Este régimen se basa en sostener que la oposición hombre-mujer (ideología de la diferencia sexual) es el instante que funda una cultura, de la cual depende esa civilización y de la que se desprenden significados relativos a la administración de los cuerpos y la gestión calculada de la vida. Lo que Foucault llama “la verdad de los sujetos”, sus posibilidades e ideales: dos sexos, dos géneros, dos cuerpos, y la noción de complementación.
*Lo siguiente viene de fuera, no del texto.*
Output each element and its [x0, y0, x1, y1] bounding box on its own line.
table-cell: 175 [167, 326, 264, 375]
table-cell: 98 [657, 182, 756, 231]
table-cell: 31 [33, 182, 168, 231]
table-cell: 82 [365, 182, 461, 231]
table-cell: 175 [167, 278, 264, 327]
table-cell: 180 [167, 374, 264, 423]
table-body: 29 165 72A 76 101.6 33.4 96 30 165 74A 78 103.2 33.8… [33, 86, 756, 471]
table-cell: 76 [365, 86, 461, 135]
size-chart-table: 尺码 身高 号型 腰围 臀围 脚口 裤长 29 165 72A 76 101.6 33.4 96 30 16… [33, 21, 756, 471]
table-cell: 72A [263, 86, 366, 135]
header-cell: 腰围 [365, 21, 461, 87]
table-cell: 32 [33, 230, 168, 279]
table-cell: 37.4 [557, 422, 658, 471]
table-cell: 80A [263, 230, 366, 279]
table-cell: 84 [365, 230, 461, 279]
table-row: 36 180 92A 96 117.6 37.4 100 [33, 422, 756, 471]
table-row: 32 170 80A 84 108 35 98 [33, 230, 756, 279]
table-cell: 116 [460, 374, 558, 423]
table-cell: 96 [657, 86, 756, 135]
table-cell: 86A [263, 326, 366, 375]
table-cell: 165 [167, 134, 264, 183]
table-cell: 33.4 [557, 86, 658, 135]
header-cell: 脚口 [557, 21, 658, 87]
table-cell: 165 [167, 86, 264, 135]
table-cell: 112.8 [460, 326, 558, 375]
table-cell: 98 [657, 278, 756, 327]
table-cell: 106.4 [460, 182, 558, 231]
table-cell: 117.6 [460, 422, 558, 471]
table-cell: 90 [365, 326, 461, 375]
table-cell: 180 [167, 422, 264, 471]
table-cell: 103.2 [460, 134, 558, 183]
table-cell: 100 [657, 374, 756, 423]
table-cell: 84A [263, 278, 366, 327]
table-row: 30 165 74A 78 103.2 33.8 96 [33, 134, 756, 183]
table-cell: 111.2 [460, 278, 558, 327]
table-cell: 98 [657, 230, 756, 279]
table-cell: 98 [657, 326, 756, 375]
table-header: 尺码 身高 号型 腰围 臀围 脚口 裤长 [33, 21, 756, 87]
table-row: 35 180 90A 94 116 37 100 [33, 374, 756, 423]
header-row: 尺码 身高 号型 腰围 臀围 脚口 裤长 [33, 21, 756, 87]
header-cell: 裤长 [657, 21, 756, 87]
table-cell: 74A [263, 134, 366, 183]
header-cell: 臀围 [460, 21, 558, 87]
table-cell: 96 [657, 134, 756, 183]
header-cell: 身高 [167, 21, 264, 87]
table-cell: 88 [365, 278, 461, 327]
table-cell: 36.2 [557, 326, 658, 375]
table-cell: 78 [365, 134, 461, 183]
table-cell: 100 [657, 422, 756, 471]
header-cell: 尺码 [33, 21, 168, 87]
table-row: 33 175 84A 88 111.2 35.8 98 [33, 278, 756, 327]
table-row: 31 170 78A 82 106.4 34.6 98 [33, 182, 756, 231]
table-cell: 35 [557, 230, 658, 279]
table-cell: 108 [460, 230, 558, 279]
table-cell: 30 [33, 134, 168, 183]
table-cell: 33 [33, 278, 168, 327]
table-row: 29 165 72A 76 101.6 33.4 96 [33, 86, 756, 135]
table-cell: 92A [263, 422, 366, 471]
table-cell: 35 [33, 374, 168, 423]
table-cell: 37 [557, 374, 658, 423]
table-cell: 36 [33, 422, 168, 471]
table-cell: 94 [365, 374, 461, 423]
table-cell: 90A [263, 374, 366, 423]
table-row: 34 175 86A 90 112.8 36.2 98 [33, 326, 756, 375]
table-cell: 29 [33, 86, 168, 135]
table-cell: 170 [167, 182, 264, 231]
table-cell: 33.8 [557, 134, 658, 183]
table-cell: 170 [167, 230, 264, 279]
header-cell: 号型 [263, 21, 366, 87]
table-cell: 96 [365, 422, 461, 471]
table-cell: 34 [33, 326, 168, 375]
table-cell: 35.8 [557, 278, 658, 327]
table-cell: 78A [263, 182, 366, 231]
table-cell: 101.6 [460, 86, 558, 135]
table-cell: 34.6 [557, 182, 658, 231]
La heterosexualidad ya no es opción, sino destino, verdad y vida.

El debate sobre el matrimonio igualitario y la diversidad familiar deja al descubierto un vacío sobre otro debate jamás aclarado (por tenerse como ideal y como evidencia antropológica en relación con la naturaleza humana y el orden simbólico) es el relativo a la heteroparentalidad y su relación con el bienestar o interés superior de la niñez.

Por décadas los estudios científicos interdisciplinarios de las más prestigiosas universidades han enfocado sus investigaciones sobre la homoparentalidad y otras manifestaciones relativas a la diversidad de formas de organización y reconocimiento familiar; sin embargo, las investigaciones sobre la heteroparentalidad, como objeto de estudio, son casi inexistentes.

Violencia y abandono. Paradójicamente, sí existe cuantiosa literatura sobre familias homoparentales y transparentales, relativa a la capacidad de estos adultos para ser padres, así como el desarrollo psíquico y la calidad de vida de sus hijos. Estas investigaciones, minuciosas y exhaustivas, analizaron todo: autoestima, identidad y comportamiento sexual, inteligencia e integración escolar. Sin embargo, cuando se trata de familias heteroparentales, no existe problematización científica alguna.

Así las cosas, no tenemos teorías para analizar, con la misma perspectiva, a las familias heterosexuales. La heteroparentalidad aparece, a la vez, como evidencia y como autoridad incuestionable. Se parte del argumento de que la diferencia sexual garantiza la correcta estructuración psíquica del infante, y las condiciones ideales para su bienestar, desarrollo y felicidad; la heterosexualidad se convierte en un instrumento civilizatorio.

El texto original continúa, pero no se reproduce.